Definiert das Verhalten des nächsten Ziels und bleibt über die nachfolgenden Schritte hinweg bestehen, bis der Zustand zurückgesetzt wird. Jedes Zielteil kann nur einem einzigen Zielcontainer zugeordnet sein.

Viewpoint

Die Komponente Viewpoint ermöglicht Workflow-Autoren, für jeden Schritt im Spatial Editor eine genaue Kameraposition und -ausrichtung zu speichern. Wenn ein Frontline Worker den Schritt in Spatial Workplace öffnet, wird die Kamera automatisch zur gespeicherten Ansicht bewegt, wodurch eine klare räumliche Orientierung ermöglicht wird.
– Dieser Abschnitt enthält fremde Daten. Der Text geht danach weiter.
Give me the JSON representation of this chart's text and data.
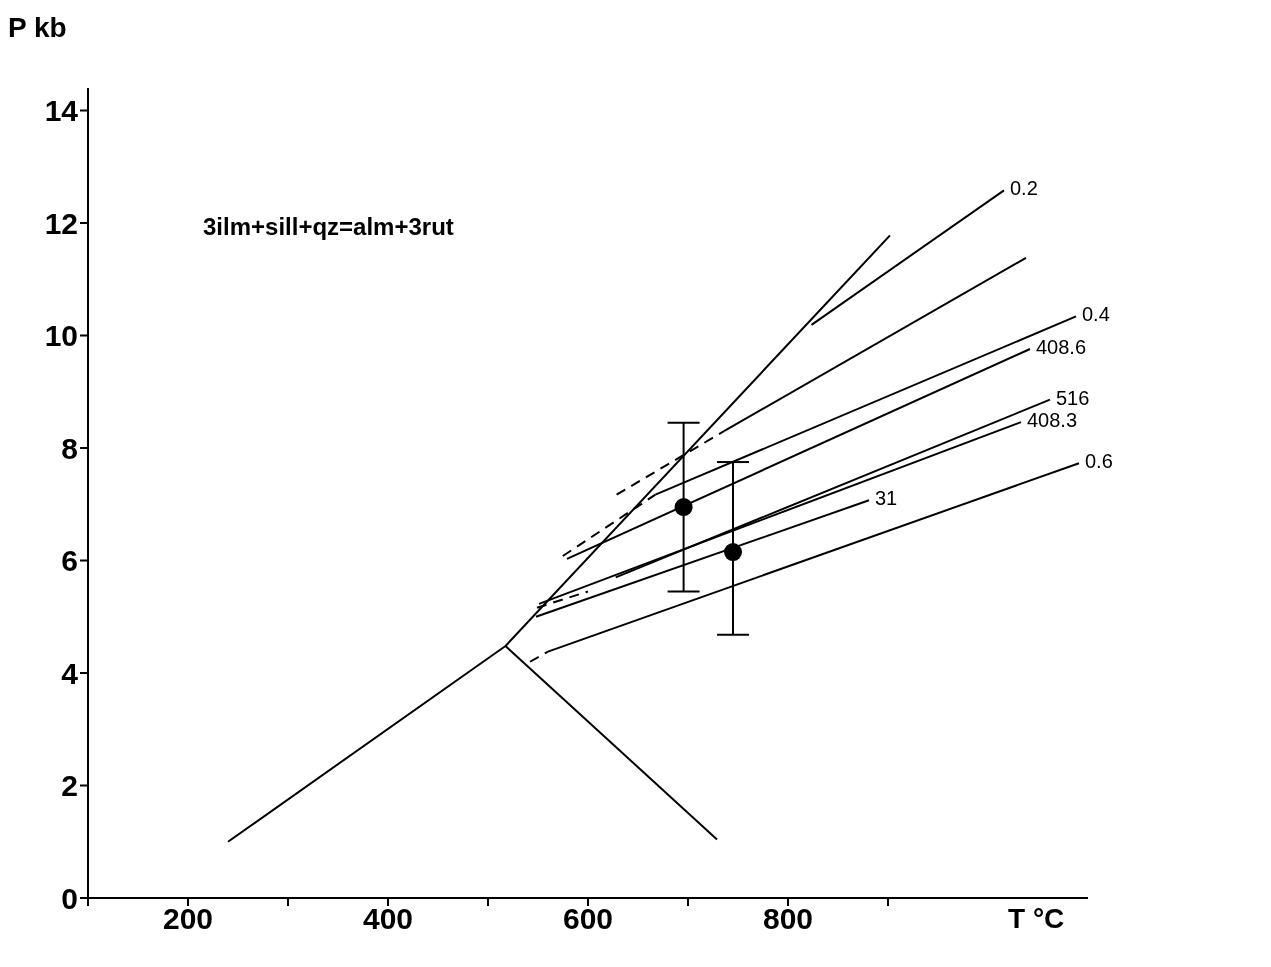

Ein Viewpoint definiert, wie ein Schritt zunächst angezeigt wird. Autoren können die aktuelle Ansicht jederzeit erfassen. Das System speichert dabei sowohl die Kameraposition (X, Y, Z) als auch die Kameraausrichtung (Orientierung). Dadurch wird sichergestellt, dass jeder Schritt mit einer definierten Perspektive startet. 
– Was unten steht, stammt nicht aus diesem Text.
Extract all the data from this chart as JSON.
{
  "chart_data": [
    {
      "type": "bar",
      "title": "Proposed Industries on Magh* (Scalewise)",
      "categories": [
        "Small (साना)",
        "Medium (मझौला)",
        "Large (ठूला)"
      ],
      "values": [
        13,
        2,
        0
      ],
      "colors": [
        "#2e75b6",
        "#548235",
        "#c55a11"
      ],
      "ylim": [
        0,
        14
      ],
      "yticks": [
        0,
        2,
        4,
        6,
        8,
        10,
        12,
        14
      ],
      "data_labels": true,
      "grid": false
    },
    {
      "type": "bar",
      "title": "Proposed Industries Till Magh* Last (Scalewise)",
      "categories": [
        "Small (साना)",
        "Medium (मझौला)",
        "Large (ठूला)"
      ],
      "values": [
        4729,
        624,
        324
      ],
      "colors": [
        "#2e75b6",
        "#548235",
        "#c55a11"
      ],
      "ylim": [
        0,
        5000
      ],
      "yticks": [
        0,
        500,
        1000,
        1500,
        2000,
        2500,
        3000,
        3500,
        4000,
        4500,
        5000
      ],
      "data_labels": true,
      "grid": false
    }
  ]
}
Ein Viewpoint wird als Bestandteil der Schrittdaten gespeichert und kann jederzeit geändert oder entfernt werden.

Für jeden Viewpoint lässt sich festlegen, wie sich die Kamera bewegt, wenn der jeweilige Schritt geöffnet wird. Dies wird über das Dropdown-Menü Camera movement im Inspector gesteuert. Zusätzlich kann die Kameraposition in der 3D-Szene über das Kamera-Gizmo angepasst werden.

Folgende Optionen stehen für die Kamerabewegung zur Verfügung:

Smooth

Smooth ist die Standardoption. Die Kamera bewegt sich mit einer fließenden Animation von ihrer aktuellen Position zum gespeicherten Viewpoint.
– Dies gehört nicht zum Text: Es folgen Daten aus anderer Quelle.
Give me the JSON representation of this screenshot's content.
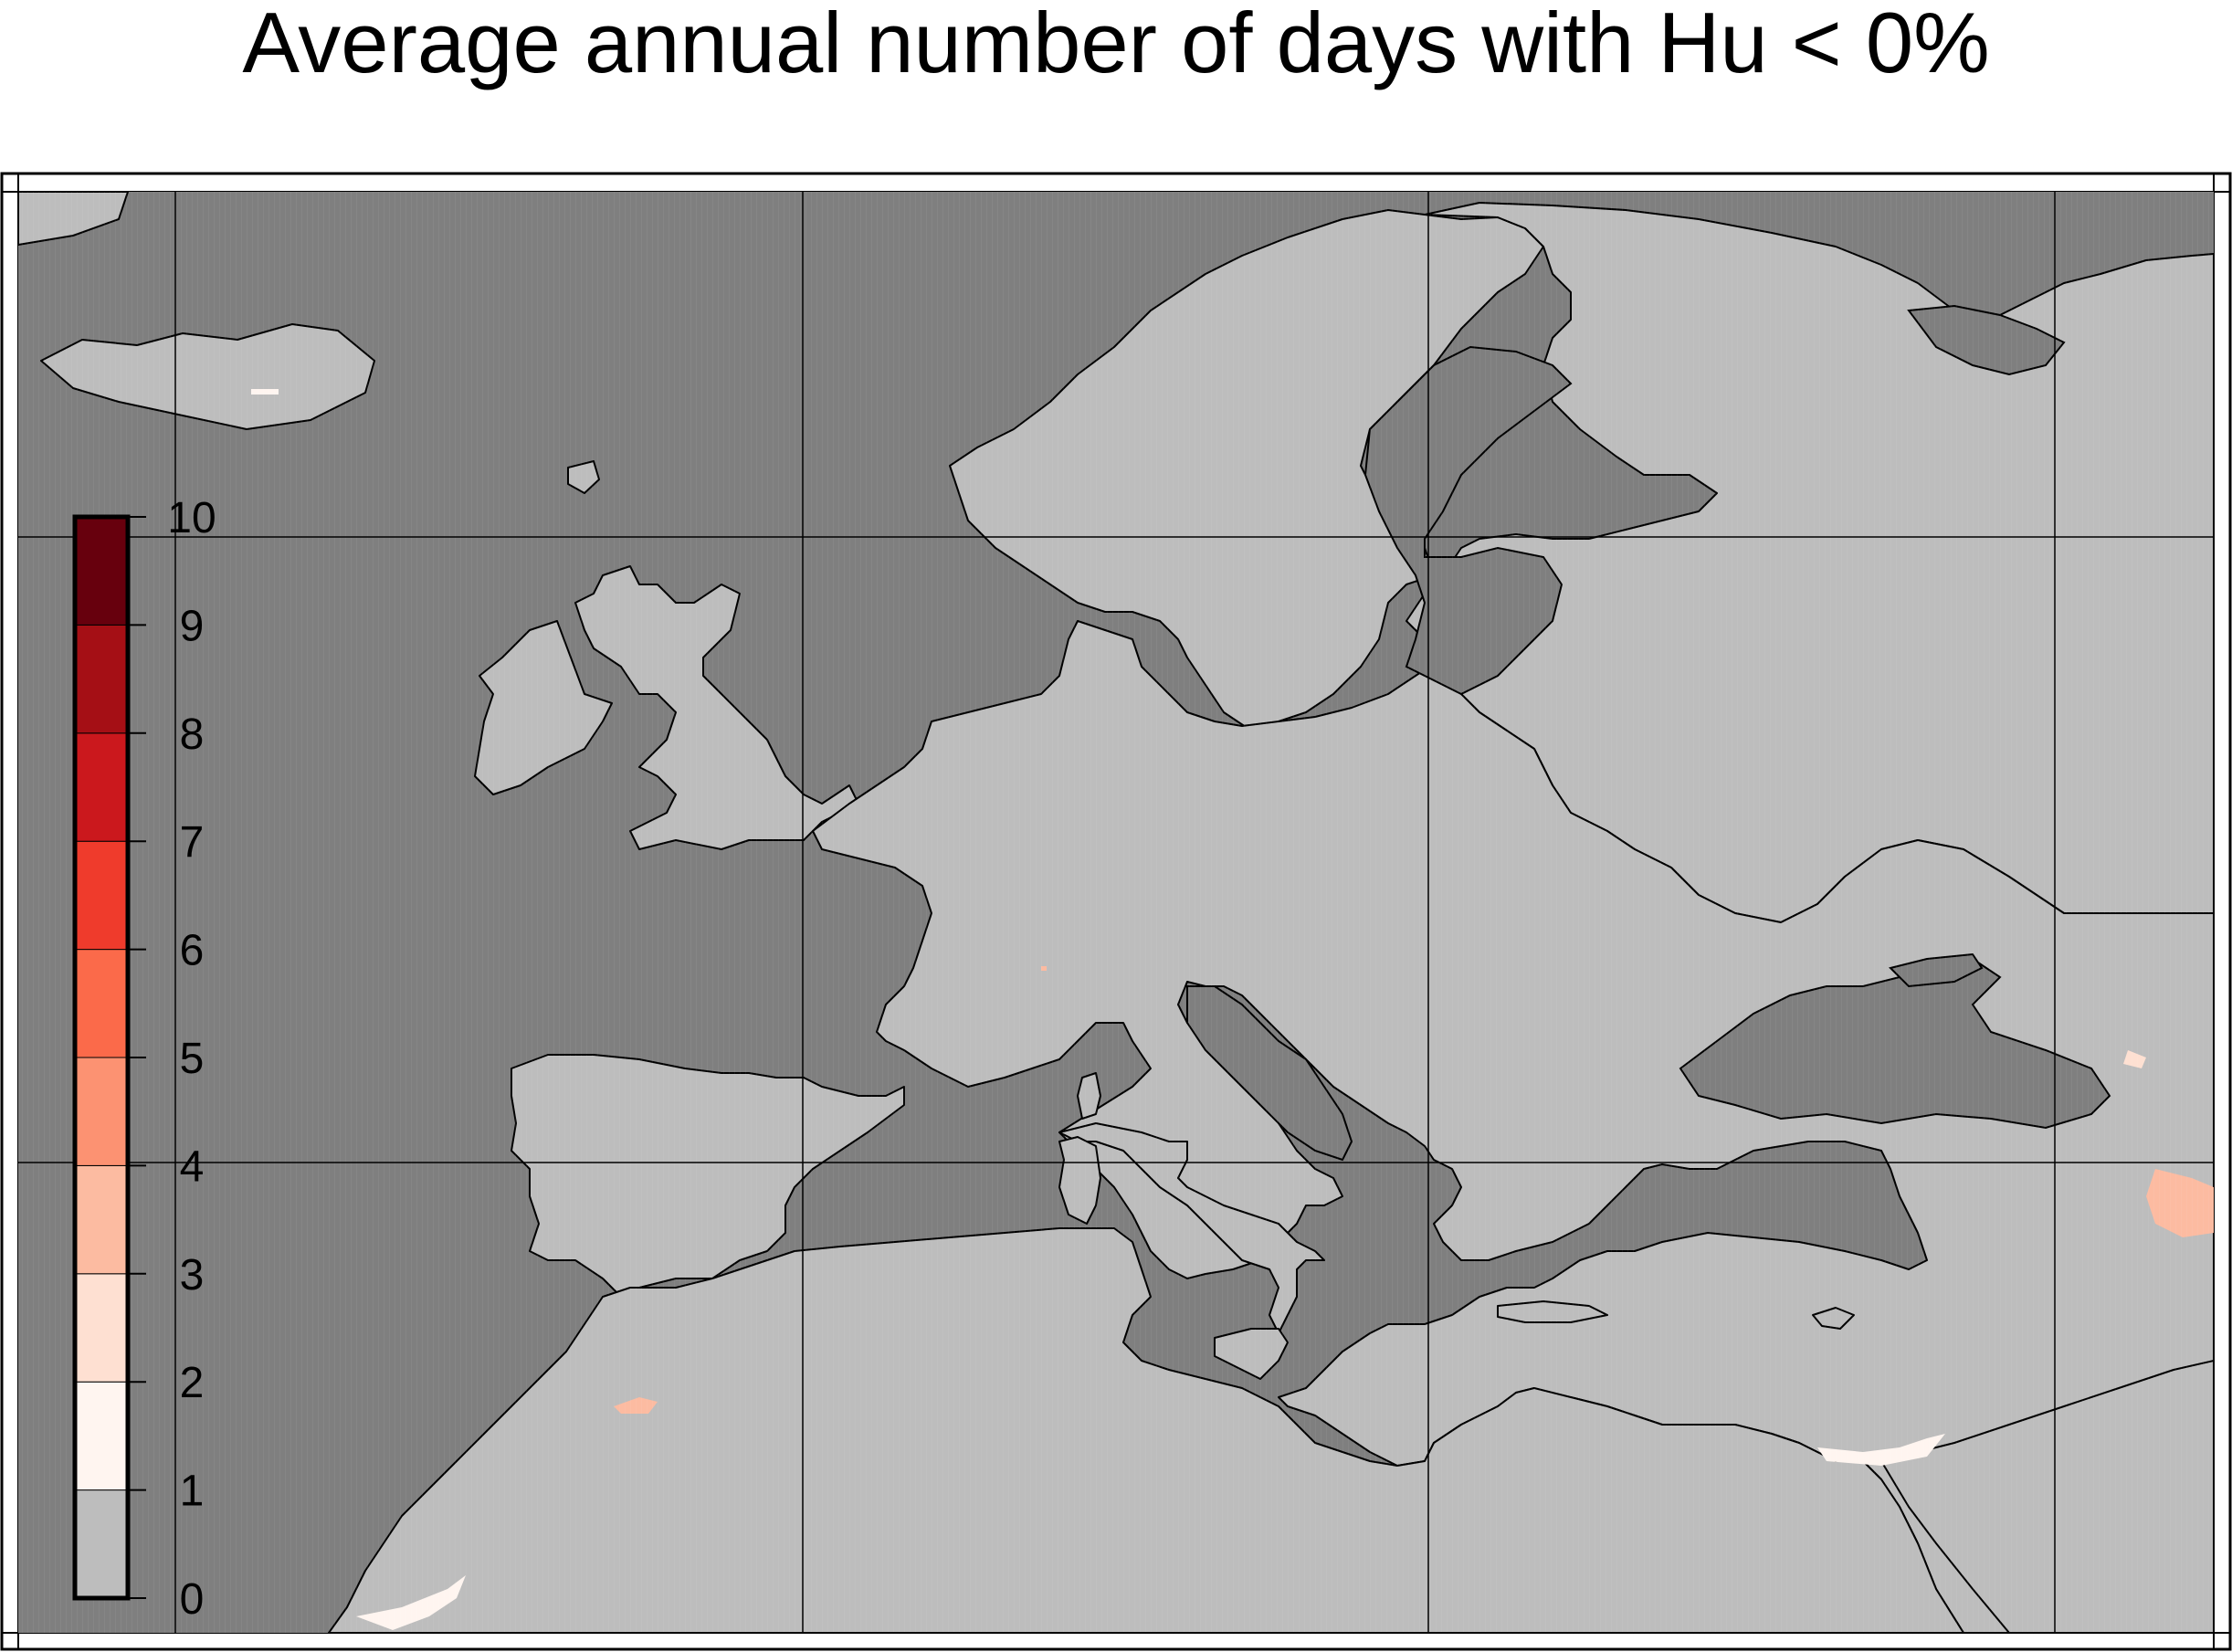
{
  "title": "Average annual number of days with Hu < 0%",
  "colors": {
    "sea": "#7f7f7f",
    "land": "#bdbdbd",
    "coast": "#000000",
    "frame": "#000000",
    "grid": "#000000"
  },
  "legend": {
    "ticks": [
      "0",
      "1",
      "2",
      "3",
      "4",
      "5",
      "6",
      "7",
      "8",
      "9",
      "10"
    ],
    "bins": [
      {
        "from": 0,
        "to": 1,
        "color": "#bdbdbd"
      },
      {
        "from": 1,
        "to": 2,
        "color": "#fff5f0"
      },
      {
        "from": 2,
        "to": 3,
        "color": "#fee0d2"
      },
      {
        "from": 3,
        "to": 4,
        "color": "#fcbba1"
      },
      {
        "from": 4,
        "to": 5,
        "color": "#fc9272"
      },
      {
        "from": 5,
        "to": 6,
        "color": "#fb6a4a"
      },
      {
        "from": 6,
        "to": 7,
        "color": "#ef3b2c"
      },
      {
        "from": 7,
        "to": 8,
        "color": "#cb181d"
      },
      {
        "from": 8,
        "to": 9,
        "color": "#a50f15"
      },
      {
        "from": 9,
        "to": 10,
        "color": "#67000d"
      }
    ]
  }
}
Diese Option eignet sich für Orientierung und räumlichen Kontext.

Instant

Instant bewegt die Kamera sofort und ohne Animation zum gespeicherten Viewpoint. 

Diese Option eignet sich für wiederkehrende Schritte, präzisionsorientierte Aufgaben sowie für Szenarien, in denen Animationen den Arbeitsablauf verlangsamen würden. 

Die Kameraposition bleibt für nachfolgende Schritte erhalten, bis ein neuer Viewpoint definiert wird.